Hot Tub Time Machine

Hot Tub Time Machine is exactly what it seems to be. Take Back to the Future, marry it to The Hangover, and you’ll end up with John Cusack, Rob Corddry, Craig Robinson, and Clark Duke traveling through time via Red Bull and bubbles. Maybe time traveling with a Delorean makes more sense, but it’s best not to think about it. Absurdity is what Hot Tub does, and does well.

So four friends end up back in 1986, re-living a pivotal ski vacation with a chance to right what once went wrong. For the fourth member of the group, changing the past could mean making him unborn, and so Duke attempts to play the butterfly effect voice of reason. His three buddies are too busy arranging threesomes, snorting coke, and readdressing teenage grudges to listen. So are we for that matter. The movie’s attempts to give our heroes' time traveling adventure some significance beyond random silliness usually falls flat. I don’t really care how much Craig Robinson loves his wife, I’d rather just see him on stage with his band kicking ass.

Some of it works, some of it doesn’t. Craig Robinson steals scenes with his typically genius dead pan delivery, yet John Cusack often seems like he’d be more comfortable in a sentimental sequel to High Fidelity. I’m not sure flat out raunch, even when he’s cast as the straight man, is really Cusack’ thing. But the initial time travel sequence is brilliantly staged; a whirly, drunken dervish of half-forgotten images involving naked women, a person in a giant squirrel costume, and the grinning visage of Chevy Chase. I haven’t seen its like since Ben Stiller surrendered his wife to a midget orgy in Zoolander. Once out of the hot tub, the movie falls into lulls but never for long enough that it loses steam. Sure the idiocy of the 80s has been more than adequately explored on film, but Hot Tub Time Machine avoids some of that familiarity by setting itself in an 80s hot spot ski resort. It’s like watching modern movie characters dropped into a straight-to-DVD 80s ski comedy.

Chevy Chase, by the way, is funnier than he’s been on film in at least a decade. It’s the Chevy Chase we’ve seen on NBC’s Community, the one with wickedly off-kilter comedic timing. He seems to have finally figured out how to make old funny, drifting in and out of the picture as a hot tub repairman who’s always around but only seen when you least expect him. Crispin Glover shows up as well in a minor role (another Back to the Future connection), earning laughs as affable bellboy with amputation issues.

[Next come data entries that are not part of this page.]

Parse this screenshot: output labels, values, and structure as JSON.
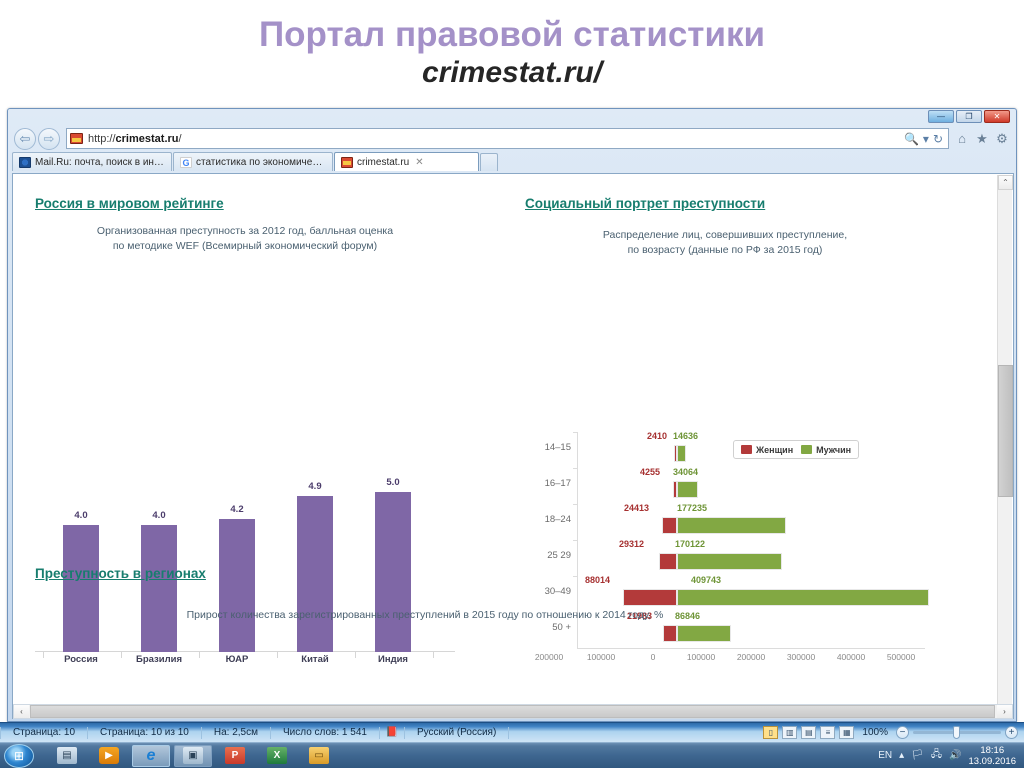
{
  "slide": {
    "title_main": "Портал правовой статистики",
    "title_sub": "crimestat.ru/"
  },
  "browser": {
    "window_buttons": {
      "minimize": "—",
      "maximize": "❐",
      "close": "✕"
    },
    "nav": {
      "back": "⇦",
      "forward": "⇨"
    },
    "address": {
      "protocol": "http://",
      "host": "crimestat.ru",
      "path": "/",
      "full": "http://crimestat.ru/"
    },
    "address_icons": {
      "search": "🔍",
      "dropdown": "▾",
      "refresh": "↻"
    },
    "toolbar_icons": {
      "home": "⌂",
      "favorites": "★",
      "settings": "⚙"
    },
    "tabs": [
      {
        "label": "Mail.Ru: почта, поиск в интер...",
        "favicon": "mail-ru-icon",
        "active": false
      },
      {
        "label": "статистика по экономическим...",
        "favicon": "google-icon",
        "active": false
      },
      {
        "label": "crimestat.ru",
        "favicon": "crimestat-icon",
        "active": true,
        "close": "✕"
      }
    ],
    "scrollbar": {
      "up": "⌃",
      "down": "⌄",
      "left": "‹",
      "right": "›"
    }
  },
  "page": {
    "sections": [
      {
        "heading": "Россия в мировом рейтинге"
      },
      {
        "heading": "Социальный портрет преступности"
      },
      {
        "heading": "Преступность в регионах"
      }
    ],
    "regions_caption": "Прирост количества зарегистрированных преступлений в 2015 году по отношению к 2014 году, %"
  },
  "chart_data": [
    {
      "type": "bar",
      "title": "Организованная преступность за 2012 год, балльная оценка\nпо методике WEF (Всемирный экономический форум)",
      "categories": [
        "Россия",
        "Бразилия",
        "ЮАР",
        "Китай",
        "Индия"
      ],
      "values": [
        4.0,
        4.2,
        4.2,
        4.9,
        5.0
      ],
      "value_labels": [
        "4.0",
        "4.0",
        "4.2",
        "4.9",
        "5.0"
      ],
      "xlabel": "",
      "ylabel": "",
      "ylim": [
        0,
        5.6
      ],
      "grid": false,
      "legend": "none",
      "bar_color": "#7f67a6"
    },
    {
      "type": "bar",
      "orientation": "tornado",
      "title": "Распределение лиц, совершивших преступление,\nпо возрасту (данные по РФ за 2015 год)",
      "categories": [
        "14–15",
        "16–17",
        "18–24",
        "25 29",
        "30–49",
        "50 +"
      ],
      "series": [
        {
          "name": "Женщин",
          "color": "#b33a3a",
          "values": [
            2410,
            4255,
            24413,
            29312,
            88014,
            21983
          ]
        },
        {
          "name": "Мужчин",
          "color": "#82a843",
          "values": [
            14636,
            34064,
            177235,
            170122,
            409743,
            86846
          ]
        }
      ],
      "xticks": [
        "200000",
        "100000",
        "0",
        "100000",
        "200000",
        "300000",
        "400000",
        "500000"
      ],
      "xlim": [
        -200000,
        500000
      ],
      "legend_position": "top-right",
      "grid": false
    }
  ],
  "statusbar": {
    "page": "Страница: 10",
    "page_of": "Страница: 10 из 10",
    "position": "На: 2,5см",
    "words": "Число слов: 1 541",
    "spell_icon": "spellcheck-icon",
    "language": "Русский (Россия)",
    "view_icons": [
      "print-layout-icon",
      "full-reading-icon",
      "web-layout-icon",
      "outline-icon",
      "draft-icon"
    ],
    "zoom": "100%",
    "zoom_out": "−",
    "zoom_in": "+"
  },
  "taskbar": {
    "start": "start-orb-icon",
    "items": [
      {
        "name": "media-center-icon",
        "glyph": "▤"
      },
      {
        "name": "media-player-icon",
        "glyph": "▶"
      },
      {
        "name": "internet-explorer-icon",
        "glyph": "e"
      },
      {
        "name": "window-icon",
        "glyph": "▣"
      },
      {
        "name": "powerpoint-icon",
        "glyph": "P"
      },
      {
        "name": "excel-icon",
        "glyph": "X"
      },
      {
        "name": "explorer-icon",
        "glyph": "▭"
      }
    ],
    "tray": {
      "language": "EN",
      "show_hidden": "▴",
      "icons": [
        "action-center-icon",
        "network-icon",
        "volume-icon"
      ],
      "time": "18:16",
      "date": "13.09.2016"
    }
  }
}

Hot Tub Time Machine works best when it’s at its most vile and ridiculous. It’s only in the serious moments that it lags, it doesn’t have the chops to pull off being a complete movie the way better entries in the raunch-com genre have. It’s funny when it needs to be and entertaining enough overall, especially in a couple of brilliantly staged musical moments (my audience literally burst into a spontaneous sing-a-long), that you’ll enjoy it. It’s best seen as a group experience, the perfect buddy movie, the movie to see when you’re out on the town a little bit tipsy and ready for action. Ditch the swimsuit, hop on in and bubble back in time.